Xavier Dolan : "Les gens aiment me voir comme une tête à claques"

Xavier Dolan : "Les gens aiment me voir comme une tête à claques"

INTERVIEW – En cinq films, Xavier Dolan a fait de la mère son fil conducteur artistique. En atteste son sublime "Mommy", en salles ce mercredi, qui dresse le portrait poignant d’une maman-courage s’occupant seule de son fils hyperactif. De passage à Paris, le réalisateur québécois, lauréat du Prix du Jury à Cannes en mai dernier, s’est confié à Metronews.

Des milliers d’adjectifs ont été utilisés pour vous qualifier. Quels sont ceux qui vous agacent le plus ?
Les adjectifs qu’on utilise pour me décrire ne me font pas chier. En revanche, ce qui m’énerve, c’est quand on me demande d’y réagir. Les questions du genre : 'Comment se sent-on quand on est un enfant prodige ?'. Qu’est-ce que, moi, je peux répondre à ça ? Les gens aiment avoir une vision extrêmement narcissique de moi, pédante, très tête à claques… La vérité, évidemment, c’est qu’ils ne me connaissent pas. Je suis en réalité quelqu’un d’assez timoré, qui doute beaucoup, comme la presque totalité des personnalités dont on aime à dire qu’elles sont monstrueuses, imbuvables, arrogantes…

Après quatre films, on a l’impression que vous avez trouvé votre ton avec Mommy, et que ce dernier ressemble à ce qui sera désormais votre cinéma…

Tout à fait. C’est exactement ça ! La vie est faite de films dont certains sont des exercices à part comme Tom à la ferme et Les amours imaginaires. Mes trois longs métrages qui se ressemblent le plus émotionnellement sont les impairs : J’ai tué ma mère, Laurence Anyways et Mommy. Ce sont les plus latins, intenses et expansifs. Ce que j’ai le plus compris au fil des années, c’est l’importance avant tout de raconter une histoire.

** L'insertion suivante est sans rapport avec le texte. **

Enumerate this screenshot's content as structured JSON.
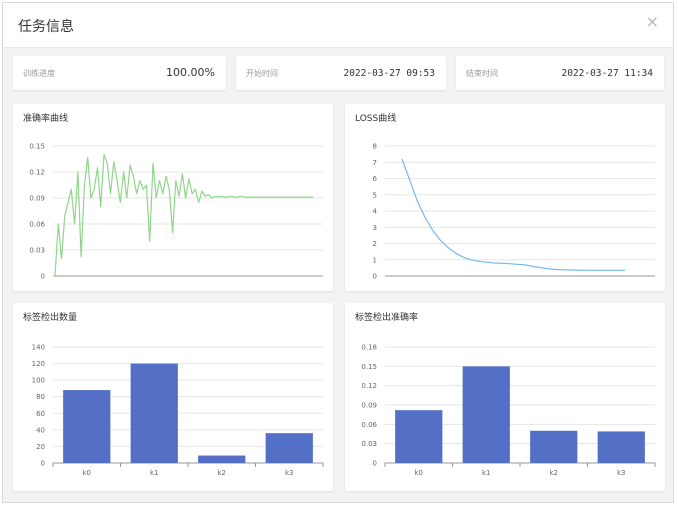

A chaque plan et à chaque scène de Mommy, on se disait : histoire, histoire, histoire… personnage, personnage, personnage, personnage… et émotion ! La mise en scène n’a jamais été ma priorité.

"Dans la vie les gens s’utilisent sans être des salauds pour autant"

Vos films explorent constamment les relations mère-fils, comme dans Mommy où un jeune homme violent et hyperactif rend la vie difficile à sa génitrice. Pour vous, c’est quoi une bonne mère ?
(Long silence) C’est la pire question qu’on ne m’ait jamais posé en ce sens où elle est très intelligente… Franchement, je peux peut être écrire des rôles de mères, me projeter dans leurs peaux. J’aime le faire, je l’avoue, ça me fascine, ça m’amuse, ça m’inspire. Mais je ne vais pas répondre à votre question. Je n’en ai aucune idée. C’est ma réponse.

A l’inverse, comment définiriez-vous un bon fils ?
C’est avoir la maturité, très tôt dans sa vie, de comprendre ce que représente l’étendue des sacrifices qu’une mère peut faire pour bien élever son enfant au mieux de ses capacités, de ses moyens, de ses ressources intellectuelles, financières et émotives. Il faut comprendre qu’une femme a deux vies : celle de jeune femme et celle de mère. Il y a entre les deux une petite mort, l’enterrement de projets, d’amours, de désirs, de rêves.

L’amour, quelle qu’en soit la forme, est-il un passeport pour la souffrance ?
Au cinéma, je pense que c’est… (Une poussette tombe au loin. Xavier blêmit. Heureusement, il n’y avait pas de bébé à l’intérieur). J’ai eu peur ! (Il se reprend) J’aime beaucoup aborder des personnages qui se battent pour leur liberté, leurs idéaux… mais souvent, la vie les écrase, les fait perdre. C’est ça la vie. Les gens s’utilisent sans être des salauds pour autant. La voisine de Mommy a une vie lisse, viciée par la mort, et se retrouve attirée par ceux qui habitent en face. Aller vers eux, c’est s’affranchir.